Pendant la guerre froide, James Bond se voit proposer par une agent russe de récupérer une machine de chiffrement détenue à Istanbul. Elle est en réalité envoyée par l’organisation criminelle SPECTRE.

Paru en 1957, le cinquième roman James Bond, Bons baisers de Russie, d’Ian Flemming était l’un des dix livres préférés du président Kennedy. Après le succès mondial de Dr No, c’est celui-ci qui est choisi pour lui faire suite sur grand écran, avec un budget doublé pour l’occasion. Là où le premier opus avait introduit la plupart des éléments typiques de la saga par tatonnement, ce second épisode les consolide pour donner instantanément le cachet standard d’un James Bond qui prévaudra jusqu’à aujourd’hui (ajoutant d’ailleurs la séquence habituelle de pré-générique). Le piège du SPECTRE met déjà en évidence le penchant de 007 pour les femmes, Istanbul, l’Orient-Express et Venise font office de nouveau cadre exotique, les soviétiques sont des acteurs privilégiés de tensions géopolitiques en pleine guerre froide, la nouvelle Bond Girl est bien évidemment superbe (Miss Rome et première dauphine Miss Univers). Lotte Lenya (ancienne femme et interprète de Kurt Weill) joue une agent du SPECTRE vieille et aigrie, qui sera caricaturée dans Austin Powers. Le personnage de Q ainsi que son premier gadget font leur apparition, sous la forme d’un attaché-case cachant un couteau et une grenade aimantée, qui sera fort utile dans la spectaculaire scène de combat dans le train contre le puissant agent joué par Robert Shaw. Sean Connery, dont le salaire a été décuplé, est comme d’habitude parfaitement à l’aise dans son costume.
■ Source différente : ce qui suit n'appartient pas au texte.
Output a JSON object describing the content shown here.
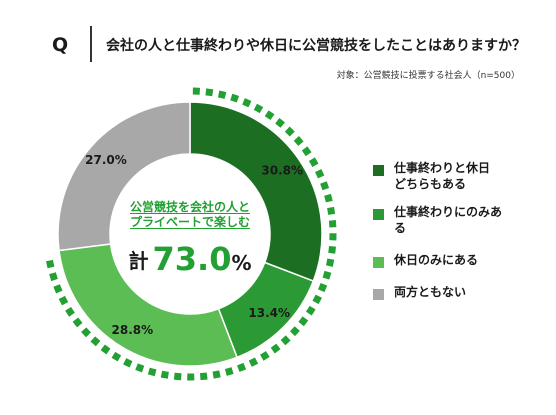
{
  "question": {
    "mark": "Q",
    "text": "会社の人と仕事終わりや休日に公営競技をしたことはありますか？",
    "sub": "対象：公営競技に投票する社会人（n=500）"
  },
  "center": {
    "line1": "公営競技を会社の人と",
    "line2": "プライベートで楽しむ",
    "kei": "計",
    "total": "73.0",
    "percent_sign": "%"
  },
  "colors": {
    "dark_green": "#1c6e23",
    "mid_green": "#2b9a35",
    "light_green": "#5cbd55",
    "gray": "#a8a8a8",
    "accent": "#22a033"
  },
  "chart_data": {
    "type": "donut",
    "slices": [
      {
        "label": "仕事終わりと休日どちらもある",
        "value": 30.8,
        "label_text": "30.8%",
        "color": "#1c6e23"
      },
      {
        "label": "仕事終わりにのみある",
        "value": 13.4,
        "label_text": "13.4%",
        "color": "#2b9a35"
      },
      {
        "label": "休日のみにある",
        "value": 28.8,
        "label_text": "28.8%",
        "color": "#5cbd55"
      },
      {
        "label": "両方ともない",
        "value": 27.0,
        "label_text": "27.0%",
        "color": "#a8a8a8"
      }
    ],
    "highlight_total": 73.0
  },
  "legend": [
    {
      "line1": "仕事終わりと休日",
      "line2": "どちらもある"
    },
    {
      "line1": "仕事終わりにのみある",
      "line2": ""
    },
    {
      "line1": "休日のみにある",
      "line2": ""
    },
    {
      "line1": "両方ともない",
      "line2": ""
    }
  ]
}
Expertement réalisé par Terence Young, avec son cocktail dynamique et soigné d’espionnage, d’intrigue, de voyage, de séduction, de spectacle et d’humour britannique, Bons baisers de Russie est déjà un classique de la série, qui frappera encore plus fort l’année suivante avec Goldfinger, annoncé dès le générique de fin.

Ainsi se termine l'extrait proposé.